Thursday, January 18, 2018

The New York State Commission of Correction has affirmed its denial of Tompkins County’s request to extend its long-standing 18-bed variance at the Tompkins County Jail. The decision, signed by COC Chairman Thomas Beilein, came following the Commission’s January 17th meeting.

The Commission initially had directed that the variance be terminated as of December 31, but then, in response to a formal letter of request from Sheriff Ken Lansing, agreed to hear the County’s request for extension at its January 17th meeting. Sheriff Lansing asked the Commission to consider extension of the variance to allow the County to facilitate implementation of its alternatives to incarceration programs and jail renovation plans in 2018.

Since receiving notice that the variance would be terminated as of December 31, the letter noted, “not only our department, but several other county departments have been dedicated to seeing change in Tompkins County at a much faster pace than it had been before. It is my belief that with more time and the ability to save the cost of boarding out, we will be able to see most, if not all, of the plans through in 2018.”

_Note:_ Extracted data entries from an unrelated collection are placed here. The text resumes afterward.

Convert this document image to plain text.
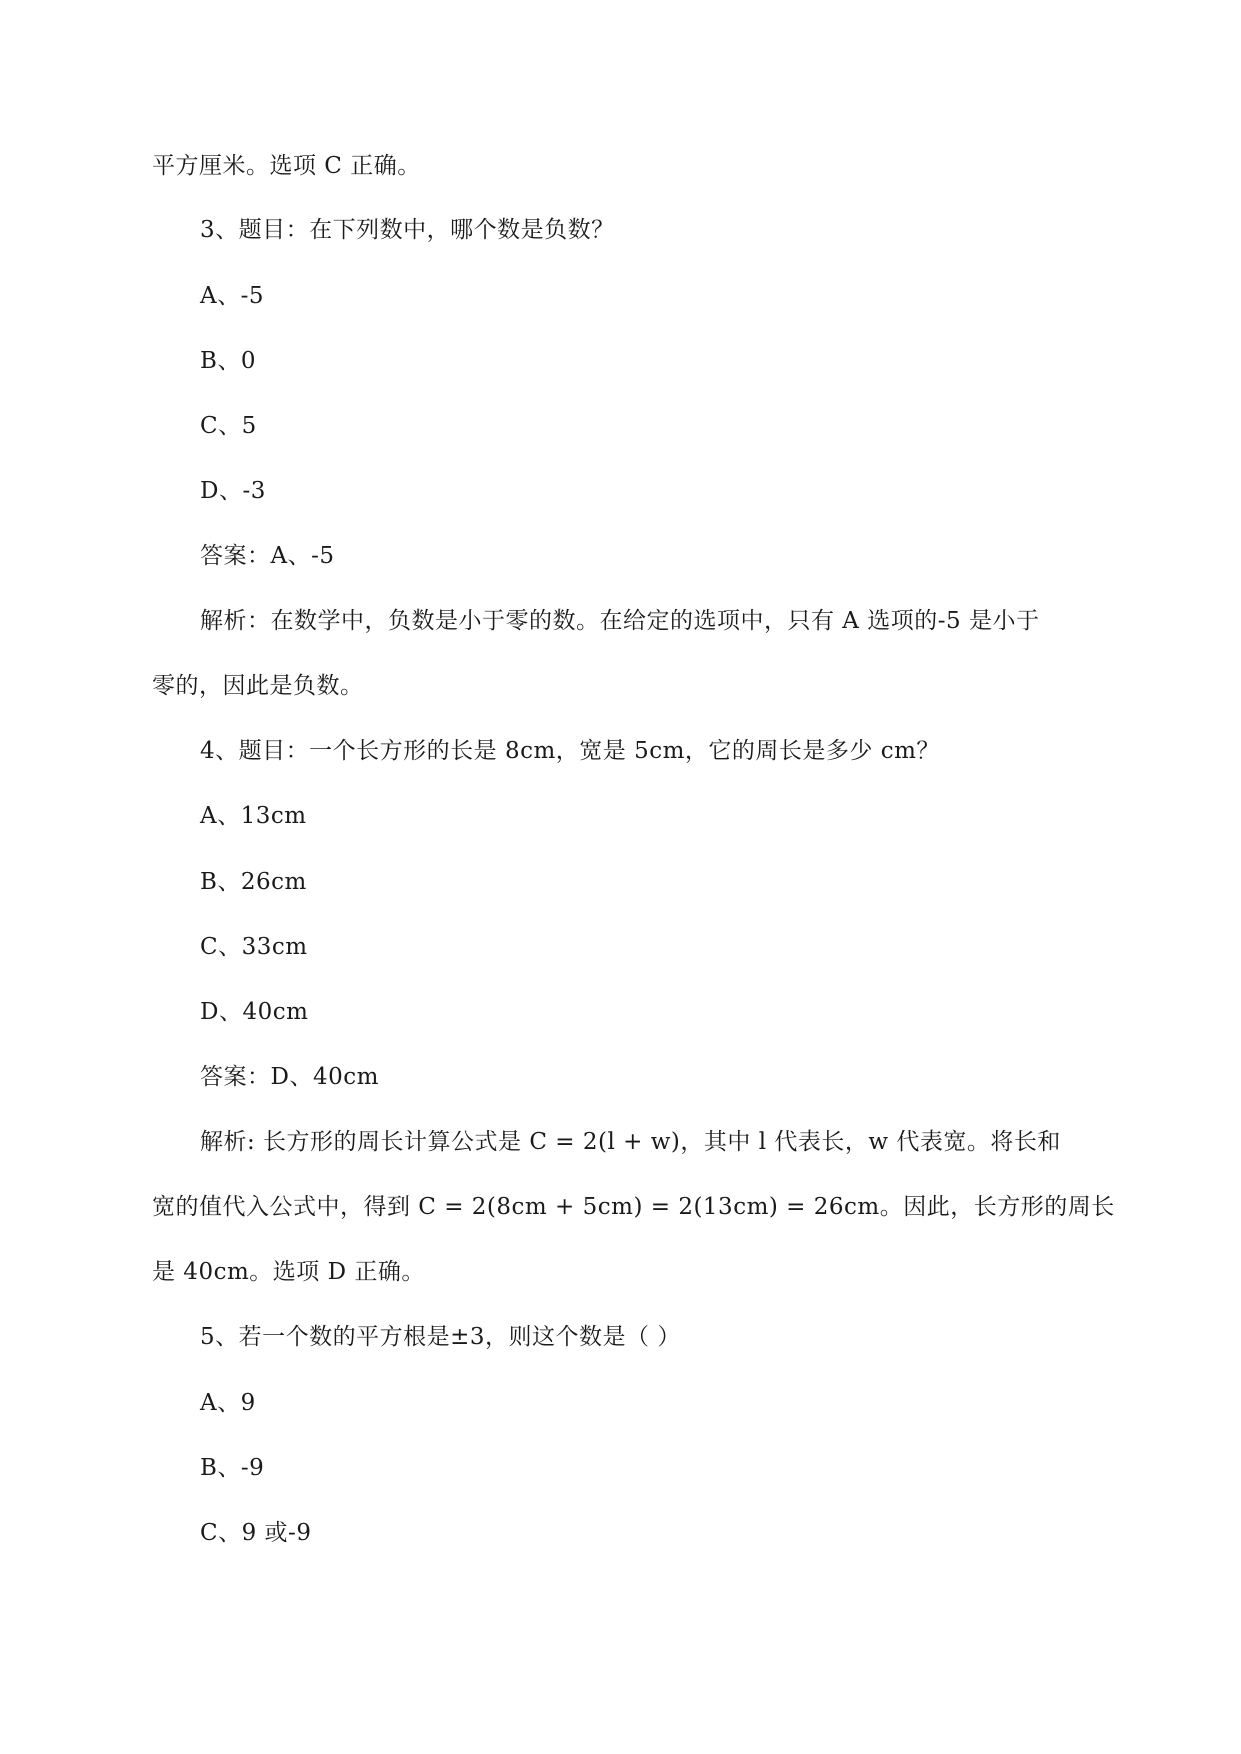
平方厘米。选项 C 正确。
3、题目：在下列数中，哪个数是负数？
A、-5
B、0
C、5
D、-3
答案：A、-5
解析：在数学中，负数是小于零的数。在给定的选项中，只有 A 选项的-5 是小于
零的，因此是负数。
4、题目：一个长方形的长是 8cm，宽是 5cm，它的周长是多少 cm？
A、13cm
B、26cm
C、33cm
D、40cm
答案：D、40cm
解析: 长方形的周长计算公式是 C = 2(l + w)，其中 l 代表长，w 代表宽。将长和
宽的值代入公式中，得到 C = 2(8cm + 5cm) = 2(13cm) = 26cm。因此，长方形的周长
是 40cm。选项 D 正确。
5、若一个数的平方根是±3，则这个数是（ ）
A、9
B、-9
C、9 或-9
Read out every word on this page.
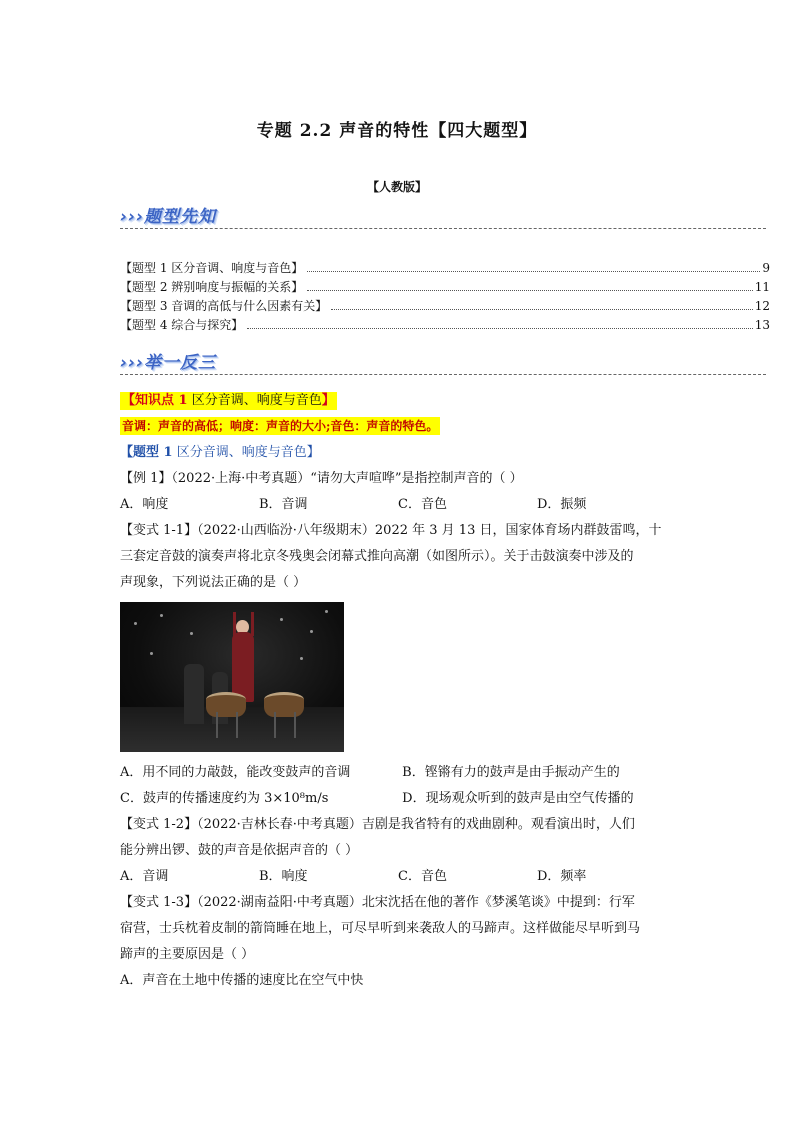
专题 2.2 声音的特性【四大题型】
【人教版】
›››题型先知
【题型 1 区分音调、响度与音色】	9
【题型 2 辨别响度与振幅的关系】	11
【题型 3 音调的高低与什么因素有关】	12
【题型 4 综合与探究】	13
›››举一反三
【知识点 1 区分音调、响度与音色】
音调：声音的高低；响度：声音的大小;音色：声音的特色。
【题型 1 区分音调、响度与音色】
【例 1】（2022·上海·中考真题）“请勿大声喧哗”是指控制声音的（ ）
A．响度	B．音调	C．音色	D．振频
【变式 1-1】（2022·山西临汾·八年级期末）2022 年 3 月 13 日，国家体育场内群鼓雷鸣，十
三套定音鼓的演奏声将北京冬残奥会闭幕式推向高潮（如图所示）。关于击鼓演奏中涉及的
声现象，下列说法正确的是（ ）
A．用不同的力敲鼓，能改变鼓声的音调	B．铿锵有力的鼓声是由手振动产生的
C．鼓声的传播速度约为 3×10⁸m/s	D．现场观众听到的鼓声是由空气传播的
【变式 1-2】（2022·吉林长春·中考真题）吉剧是我省特有的戏曲剧种。观看演出时，人们
能分辨出锣、鼓的声音是依据声音的（ ）
A．音调	B．响度	C．音色	D．频率
【变式 1-3】（2022·湖南益阳·中考真题）北宋沈括在他的著作《梦溪笔谈》中提到：行军
宿营，士兵枕着皮制的箭筒睡在地上，可尽早听到来袭敌人的马蹄声。这样做能尽早听到马
蹄声的主要原因是（ ）
A．声音在土地中传播的速度比在空气中快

In his decision, Chairman Beilein stated two reasons for the denial—that many previously-authorized variance beds were left unused due to classification issues and that the jail’s recent population has been in the mid-60s, thus alleviating the need for use of the variance beds. “While the Commission can appreciate your request to reinstate the variance beds as ‘insurance’ while the county continues its programmatic efforts to reduce the jail population, approval of such cannot be justified,” Chairman Beilein stated. While eight beds had already been removed and the remaining ten not used since December 31, the Commission directs that all remaining variance beds be removed as of January 19.

Despite their negative decision on the extension, Sheriff Lansing told the Legislature’s Public Safety Committee today that Commissioners “really think we are doing a great job” in keeping inmate numbers down.